Azizah, Nenek Arni, dan Indri mengangguk, mempersilahkan Aya ikut duduk bergabung bersama mereka. Aya mengucapkan 'terimakasih', tersenyum, lalu duduk.
Adirah langsung menghampiri Aya, ikut duduk di sampingnya.
“Adirah sangat senang Kak Aya berkunjung ke sini,” Gadis kecil itu memegang lengan Aya. “Ibu, Nenek, tante Indri, ini Kak Aya, yang pernah adirah ceritakan. Dia yang mengajari adirah menggambar saat di pengungsian.”
Azizah, Nenek Arni, dan Indri mengangguk lagi, tersenyum.
“Kalian berdua sudah makan siang?” tanya Azizah pada Azfar dan Aya.
“Sudah, Bu. Tadi kami makan di pengungsian, sisa nasi bungkus yang kami bagi-bagikan ke orang-orang,” jawab Azfar.

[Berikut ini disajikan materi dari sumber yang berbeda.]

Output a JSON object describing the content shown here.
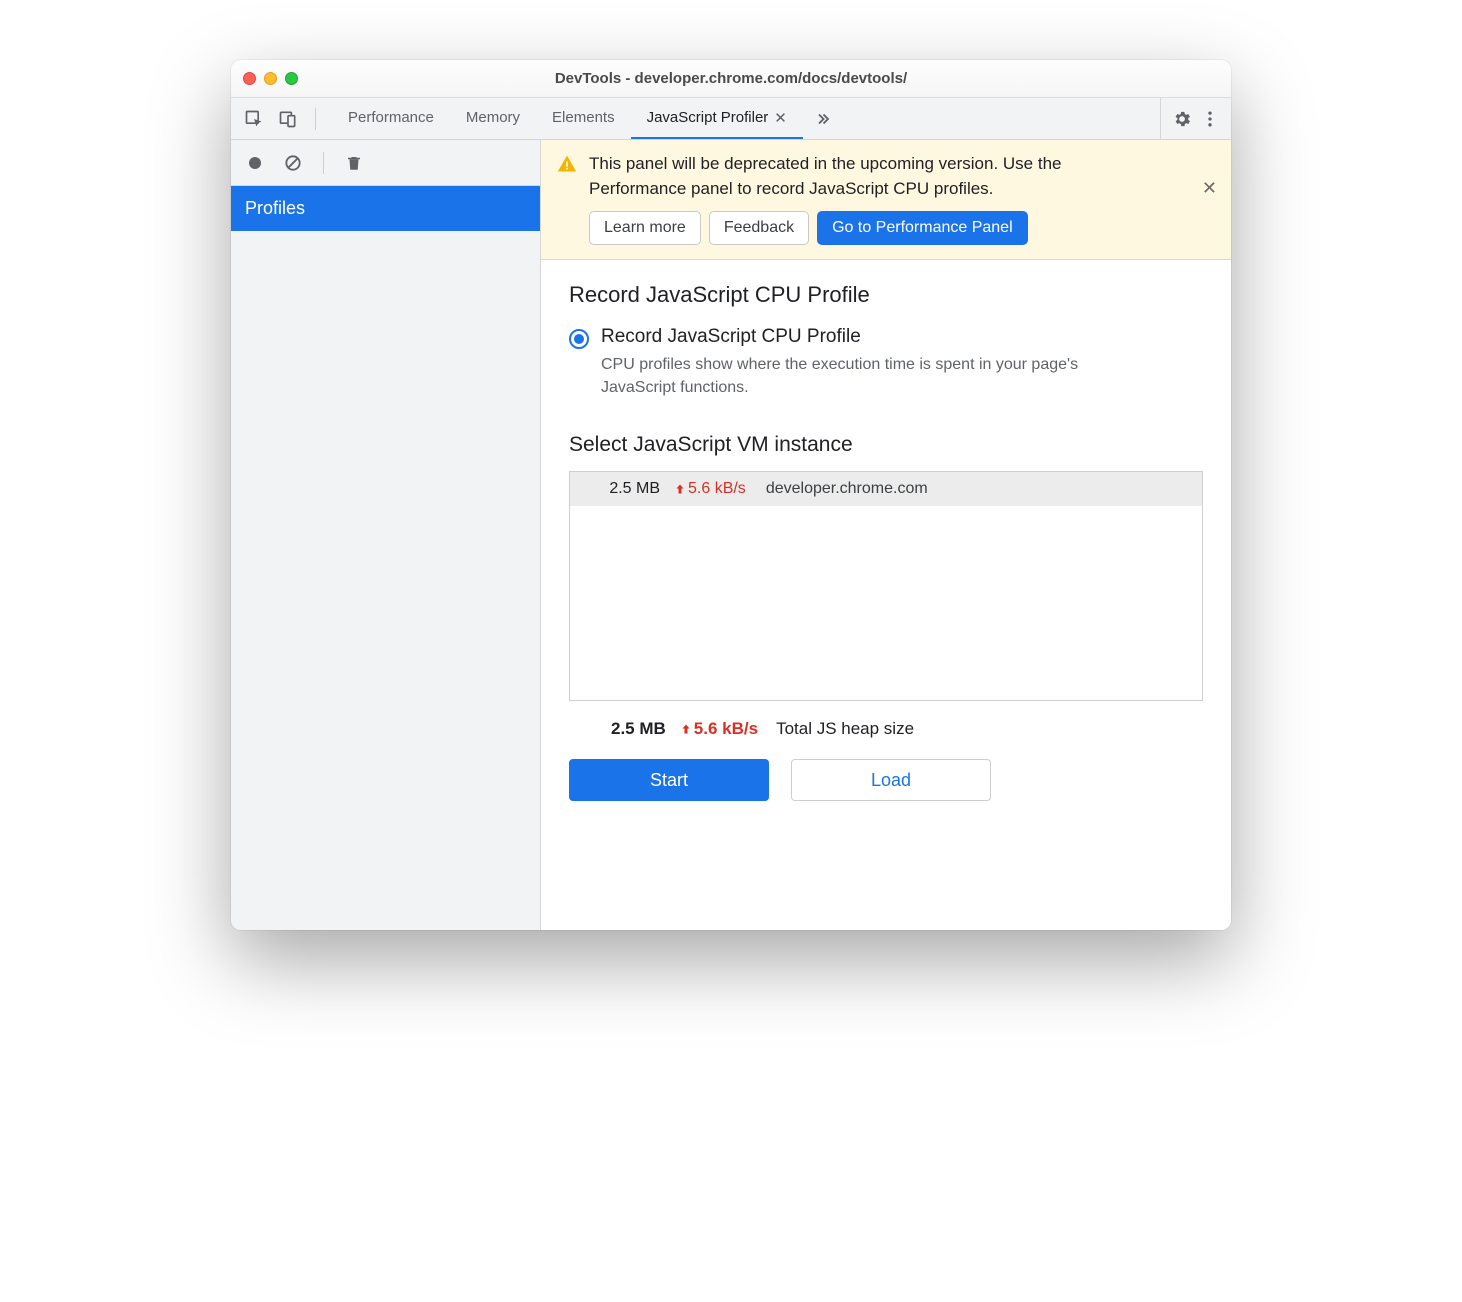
{
  "window_title": "DevTools - developer.chrome.com/docs/devtools/",
  "tabs": {
    "items": [
      "Performance",
      "Memory",
      "Elements",
      "JavaScript Profiler"
    ],
    "active_index": 3
  },
  "sidebar": {
    "items": [
      {
        "label": "Profiles"
      }
    ]
  },
  "banner": {
    "message": "This panel will be deprecated in the upcoming version. Use the Performance panel to record JavaScript CPU profiles.",
    "learn_more": "Learn more",
    "feedback": "Feedback",
    "goto": "Go to Performance Panel"
  },
  "content": {
    "heading": "Record JavaScript CPU Profile",
    "radio_label": "Record JavaScript CPU Profile",
    "radio_desc": "CPU profiles show where the execution time is spent in your page's JavaScript functions.",
    "vm_heading": "Select JavaScript VM instance",
    "vm_instances": [
      {
        "size": "2.5 MB",
        "rate": "5.6 kB/s",
        "host": "developer.chrome.com"
      }
    ],
    "totals": {
      "size": "2.5 MB",
      "rate": "5.6 kB/s",
      "label": "Total JS heap size"
    },
    "start_label": "Start",
    "load_label": "Load"
  }
}
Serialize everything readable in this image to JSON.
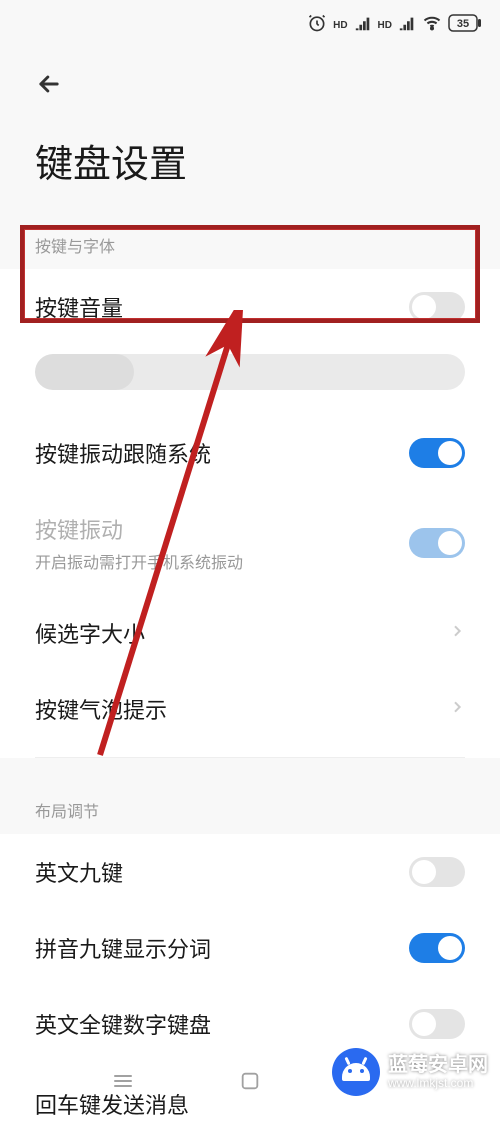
{
  "status": {
    "battery": "35"
  },
  "page": {
    "title": "键盘设置"
  },
  "sections": {
    "keys_font": {
      "header": "按键与字体",
      "volume": {
        "label": "按键音量"
      },
      "vibrate_system": {
        "label": "按键振动跟随系统"
      },
      "vibrate": {
        "label": "按键振动",
        "sub": "开启振动需打开手机系统振动"
      },
      "candidate_size": {
        "label": "候选字大小"
      },
      "bubble_tip": {
        "label": "按键气泡提示"
      }
    },
    "layout": {
      "header": "布局调节",
      "en_nine": {
        "label": "英文九键"
      },
      "pinyin_split": {
        "label": "拼音九键显示分词"
      },
      "en_full_num": {
        "label": "英文全键数字键盘"
      },
      "enter_send": {
        "label": "回车键发送消息"
      }
    }
  },
  "watermark": {
    "title": "蓝莓安卓网",
    "url": "www.lmkjst.com"
  }
}
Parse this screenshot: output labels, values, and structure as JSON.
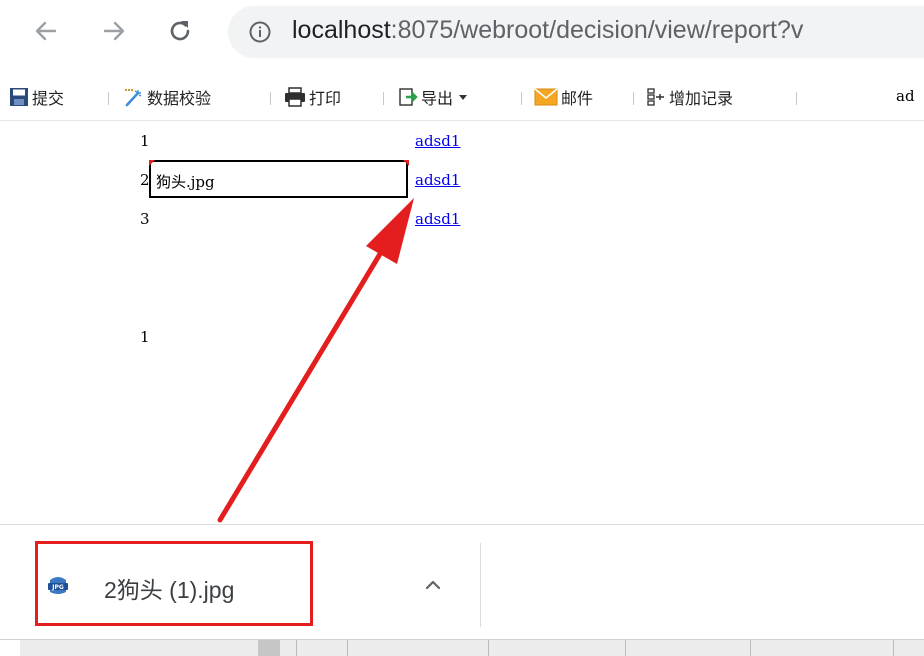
{
  "browser": {
    "url_host": "localhost",
    "url_rest": ":8075/webroot/decision/view/report?v"
  },
  "toolbar": {
    "submit_label": "提交",
    "validate_label": "数据校验",
    "print_label": "打印",
    "export_label": "导出",
    "email_label": "邮件",
    "add_record_label": "增加记录",
    "truncated_text": "ad"
  },
  "report": {
    "rows": [
      {
        "num": "1",
        "link": "adsd1"
      },
      {
        "num": "2",
        "cell_text": "狗头.jpg",
        "link": "adsd1"
      },
      {
        "num": "3",
        "link": "adsd1"
      }
    ],
    "lower_num": "1"
  },
  "download": {
    "filename": "2狗头 (1).jpg",
    "icon_label": "JPG"
  },
  "colors": {
    "highlight_red": "#e41e1e",
    "link_blue": "#0000ee",
    "address_bar_bg": "#f1f3f4"
  },
  "icons": {
    "back": "arrow-left-icon",
    "forward": "arrow-right-icon",
    "reload": "reload-icon",
    "info": "info-icon",
    "file": "jpg-file-icon",
    "chevron": "chevron-up-icon"
  }
}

Walaupun Azfar dan Aya sudah makan siang, tapi Azizah tetap ingin ke dapur darurat, hendak menyiapkan sesuatu. Azizah tau dengan adab itu: jika ada tamu yang datang ke rumah, mesti dijamu.
“Ibu ke dapur dulu sebentar, membuat pisang goreng dan teh hangat.” Azizah bangkit dari duduknya, menuju dapur darurat.
“Tidak usah repot-repot, Bu.” Aya merasa kalau dirinya telah merepotkan keluarga Azfar.
Azizah menggeleng, “Sama sekali tidak merepotkan, Nak.”
“Aku bantu, Bu." Adirah juga ikut berdiri, ingin membantu Azizah di dapur.
Aya tetap merasa tidak enakkan. Ia merasa kehadirannya hanya merepotkan keluarga Azfar. Sepertinya ia juga harus membantu di dapur. “Saya juga ingin bantu membuat, Bu.”
“Tidak usah, Nak, biar ibu saja yang menyiapkan semuanya.” Azizah tersenyum lembut.
“Tidak apa, Bu, biar lebih seru lagi," kata Adirah. Tanpa menunggu Azizah berbicara lagi, Adirah segera meraih tangan Aya, mengajaknya ke dapur. “Ayo, Kak Aya, kita ke dapur.”
Azizah kembali tersenyum lembut melihat tingkah putrinya, ia tidak bisa melarang Aya lagi untuk membantu di dapur, karena Adirah sudah mengajaknya ke dapur.
Mereka pun menuju dapur darurat, hendak menggoreng pisang dan menyiapkan teh hangat. Azfar juga ikut ke dapur. Yang tersisa di halaman depan rumah ada Nenek Arni, Haji Sengko dan Indri. Mereka kembali bercakap-cakap.
Di dapur, Aya dan Adirah bertugas mengupas kulit pisang, sedangkan Azizah menyiapkan bumbu terigunya. Azfar hanya menonton mereka, duduk bersama Adirah dan Aya.
“Kak Aya pintar menggoreng pisang?” Adirah bertanya, tangannya sibuk mengupas kulit pisang.
Aya mengangguk, tersenyum manis, “Aku juga hobi memasak.”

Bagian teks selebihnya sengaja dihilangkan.